The Federal Supreme Court corrected the High Court's view regarding the ascertainment of the borrower's financial conditions, clarifying that the fact that all parties considered the borrower as being in distress does not exonerate the court from analysing the borrower's/grantor's financial conditions on the date on which it created the security. Instead, repeating a principle established in the judgment of 9 July 1953, BGHZ 10, 228, the Federal Supreme Court stated that "the security transfer agreements […] are void pursuant to Section 138 para.1 of the Civil Code if the bank grants a loan to a borrower which is on the brink of insolvency (konkursreif) for the purposes of a restructuring (Sanierung), if it causes that third parties potentially suffer damage for being deceived about the borrower's creditworthiness and if prior to granting the credit the bank has not ascertained the prospects of success of the restructuring by way of an in-depth and objective analysis by an economic expert.
The Federal Supreme Court has provided further clarifications regarding the conditions under which the creation of security in instances of a borrower's distress may be void pursuant to Sections 138 and 826 of the German Civil Code.
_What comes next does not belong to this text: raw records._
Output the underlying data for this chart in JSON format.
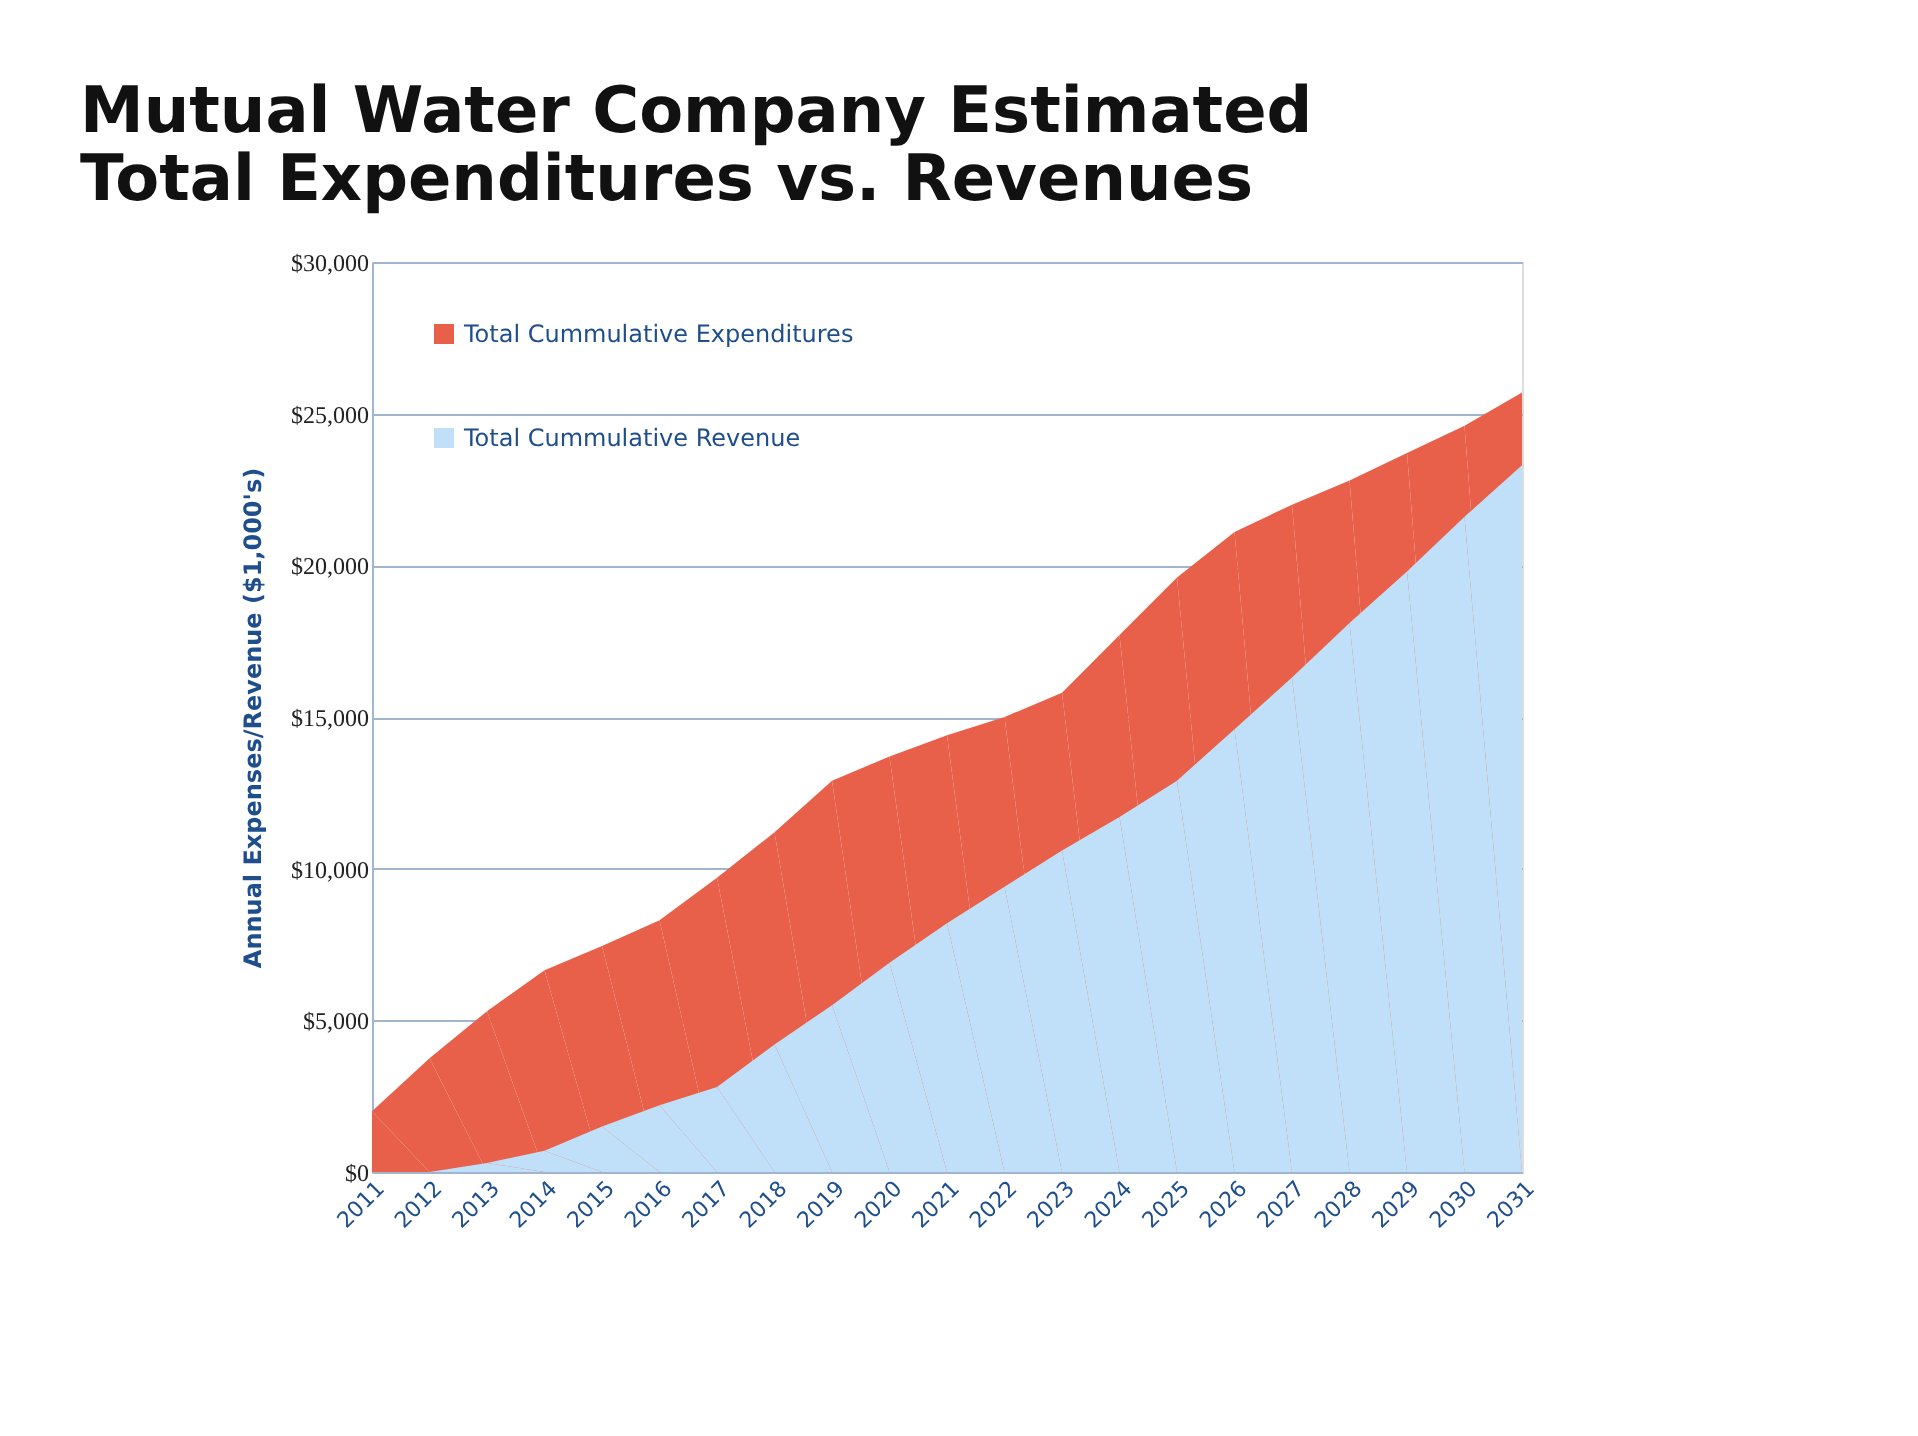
{
  "chart_data": {
    "type": "area",
    "title": "Mutual Water Company Estimated Total Expenditures vs. Revenues",
    "ylabel": "Annual Expenses/Revenue ($1,000's)",
    "categories": [
      "2011",
      "2012",
      "2013",
      "2014",
      "2015",
      "2016",
      "2017",
      "2018",
      "2019",
      "2020",
      "2021",
      "2022",
      "2023",
      "2024",
      "2025",
      "2026",
      "2027",
      "2028",
      "2029",
      "2030",
      "2031"
    ],
    "series": [
      {
        "name": "Total Cummulative Expenditures",
        "color": "#e8604a",
        "values": [
          2000,
          3750,
          5300,
          6650,
          7450,
          8300,
          9700,
          11200,
          12900,
          13700,
          14400,
          15000,
          15800,
          17700,
          19600,
          21100,
          22000,
          22800,
          23700,
          24600,
          25700
        ]
      },
      {
        "name": "Total Cummulative Revenue",
        "color": "#bfe0f8",
        "values": [
          0,
          0,
          300,
          700,
          1500,
          2200,
          2800,
          4200,
          5500,
          6900,
          8200,
          9400,
          10600,
          11700,
          12900,
          14600,
          16300,
          18100,
          19800,
          21600,
          23300
        ]
      }
    ],
    "ylim": [
      0,
      30000
    ],
    "yticks": [
      {
        "value": 0,
        "label": "$0"
      },
      {
        "value": 5000,
        "label": "$5,000"
      },
      {
        "value": 10000,
        "label": "$10,000"
      },
      {
        "value": 15000,
        "label": "$15,000"
      },
      {
        "value": 20000,
        "label": "$20,000"
      },
      {
        "value": 25000,
        "label": "$25,000"
      },
      {
        "value": 30000,
        "label": "$30,000"
      }
    ],
    "grid": "y",
    "legend": "top left"
  }
}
Further, it has clarified the relationship between claw-back and voidness of security pursuant to Sections 138 and 826 of the German Civil Code. This increases legal certainty for lenders. An uncertainty arises from the fact that the Federal Supreme Court, when referring to questions of the voidness of security, highlighted the necessity to ascertain "the prospects of recovery by way of an in-depth and objective analysis by an economic expert". This could be read in the sense that external advice, in particular a going concern opinion pursuant to the Standard for Restructuring Concepts No. 6 of the Institute of Chartered Accountants (IDW S6), is in any case necessary for the purposes of the credit decision in case of the borrower's financial distress. Such conclusion, however, is not justified, as (i) providing an external going concern opinion might not be feasible for reasons of timing and costs in the concrete circumstances of the case and (ii) it is broadly accepted that a credit institution's own appraisal of the borrower's financial conditions is in most cases sufficient for the purposes of the credit decision, as a credit institution normally has sufficient capabilities for making such determination alone. However, residual doubts remain in this respect.
V. CONCLUSIONS FOR LEGAL PRACTICE
The following conclusions can be traced from the above judgment for the purposes of legal practice:
(a) When granting further credit, restructuring or rescheduling the financial indebtedness and/or taking further security in circumstances of a borrower's distress, lenders must comprehensively evaluate the borrower's financial conditions and prospects of recovery. They may not rely on an auditor's going concern opinion alone. The evaluation should be internally documented in detail.
(b) The in-depth evaluation described in item (a), above, provided that it identifies reasonable prospects of the borrower's recovery, is necessary, but is also sufficient for excluding possibilities of challenging the loan and/or security on the basis of Section 138 and 826 of the German Civil Code. In this respect, the judgment gives lenders comfort and certainty.
(c) The reference to the "in-depth and objective analysis by an economic expert" causes some uncertainty which, in turn, might give lenders an additional argument for insisting on external going concern opinions (in particular pursuant to the Standard for Restructuring Concepts No. 6 of the Institute of Chartered Accountants (IDW S6)) for the purposes of supporting their credit decisions regarding borrowers in distress.